The shooting has drawn attention from civil rights groups who called for a thorough investigation and believe race was a factor in the shooting — McBride was black; Wafer is white. Some have drawn comparisons between this case and that of Trayvon Martin, the 17-year-old Florida boy shot in 2012 by a suspicious neighbor.

But Worthy insisted Friday that race wasn’t relevant in her decision to file charges and wouldn’t compare the case to Martin’s death.

“It’s always interesting to me what the public makes their decisions on when it comes to one way or another,” Worthy said. “We have the facts. We have the evidence. We make our decision on that and that alone.

“In this case, the charging decision has nothing whatever to do with the race of the parties. Whether it becomes relevant later on in the case, I don’t know. I’m not clairvoyant,” she said.

What happened between when McBride crashed into a parked vehicle several blocks north of Wafer’s Dearborn Heights neighborhood and the shooting remains unclear.

Police received a 911 call from Wafer about 4:42 a.m., in which he tells the dispatcher: “I just shot somebody on my front porch with a shotgun, banging on my door.”

They found McBride’s body on the porch.

Evidence shows McBride knocked on the locked screen door, Worthy said, and there was no forced entry. The interior front door was open, and Wafer fired through “the closed and locked screen door,” said Worthy, who declined to discuss many details about the investigation.

“We do not believe he acted in lawful self-defense,” she added.

Under a 2006 Michigan self-defense law, a homeowner has the right to use force during a break-in. Otherwise, a person must show that his or her life was in danger.

Wafer was arraigned Friday afternoon on the murder and manslaughter charges as well as a felony weapons charge. A probable cause hearing was set for Dec. 18.

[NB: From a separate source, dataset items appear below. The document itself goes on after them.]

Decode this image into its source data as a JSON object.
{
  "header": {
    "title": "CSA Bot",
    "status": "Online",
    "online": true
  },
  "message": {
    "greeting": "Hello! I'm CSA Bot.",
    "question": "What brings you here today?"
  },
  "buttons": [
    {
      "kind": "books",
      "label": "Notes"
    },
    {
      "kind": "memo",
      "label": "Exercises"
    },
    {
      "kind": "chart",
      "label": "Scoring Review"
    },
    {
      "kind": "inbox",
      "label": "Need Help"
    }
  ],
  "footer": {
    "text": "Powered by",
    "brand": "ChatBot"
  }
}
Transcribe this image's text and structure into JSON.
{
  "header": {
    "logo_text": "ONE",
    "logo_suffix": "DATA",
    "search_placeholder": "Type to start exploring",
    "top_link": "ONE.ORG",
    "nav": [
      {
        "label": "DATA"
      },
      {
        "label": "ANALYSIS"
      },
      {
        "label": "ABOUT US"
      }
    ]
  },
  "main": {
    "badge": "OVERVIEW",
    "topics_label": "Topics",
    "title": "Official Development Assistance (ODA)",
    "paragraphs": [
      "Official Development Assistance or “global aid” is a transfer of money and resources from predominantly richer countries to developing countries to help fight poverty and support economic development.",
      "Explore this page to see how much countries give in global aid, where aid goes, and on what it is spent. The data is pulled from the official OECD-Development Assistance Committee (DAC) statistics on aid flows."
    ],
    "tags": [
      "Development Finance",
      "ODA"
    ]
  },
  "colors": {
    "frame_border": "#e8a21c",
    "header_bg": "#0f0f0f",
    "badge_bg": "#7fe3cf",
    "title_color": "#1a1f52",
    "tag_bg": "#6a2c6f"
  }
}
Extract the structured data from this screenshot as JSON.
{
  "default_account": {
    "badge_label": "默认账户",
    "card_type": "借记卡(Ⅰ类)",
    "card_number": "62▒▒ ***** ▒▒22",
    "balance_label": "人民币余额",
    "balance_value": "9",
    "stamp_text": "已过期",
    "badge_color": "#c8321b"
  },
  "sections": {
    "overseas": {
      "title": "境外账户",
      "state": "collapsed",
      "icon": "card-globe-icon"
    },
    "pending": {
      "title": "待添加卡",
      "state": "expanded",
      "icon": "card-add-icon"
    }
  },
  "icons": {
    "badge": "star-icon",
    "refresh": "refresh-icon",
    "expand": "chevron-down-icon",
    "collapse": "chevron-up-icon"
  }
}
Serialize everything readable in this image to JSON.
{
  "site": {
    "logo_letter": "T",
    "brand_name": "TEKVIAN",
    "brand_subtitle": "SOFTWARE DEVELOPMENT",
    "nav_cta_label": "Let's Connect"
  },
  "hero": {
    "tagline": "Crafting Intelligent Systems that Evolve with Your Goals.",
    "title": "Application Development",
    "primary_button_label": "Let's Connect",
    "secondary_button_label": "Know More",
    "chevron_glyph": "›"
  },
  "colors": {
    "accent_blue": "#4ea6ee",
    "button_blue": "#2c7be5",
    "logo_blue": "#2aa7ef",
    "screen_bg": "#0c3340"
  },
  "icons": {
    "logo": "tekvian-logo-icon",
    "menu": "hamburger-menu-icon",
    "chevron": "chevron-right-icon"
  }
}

One of Wafer’s lawyers, Matt Carpenter, in seeking a lower bond, told the judge his “client has a very strong defense.”

Wafer is a 10-year employee at a local airport and has a clean record except for having been in court for past drunken-driving cases, Carpenter said.

A toxicology report released Thursday showed McBride, a 2012 Southfield High School graduate, had a blood alcohol content was about 0.22, more than twice the legal limit for driving. Her blood also tested positive for the active ingredient in marijuana.

Wafer’s brick bungalow is located in northeast Dearborn Heights, a town adjacent to Detroit and a diverse area that’s home to white, black and Arab-American residents. The neighborhood consists mostly of well-kept bungalows and small ranches, and is near a community college branch campus and a mosque. A neighbor said this week that Wafer lived alone.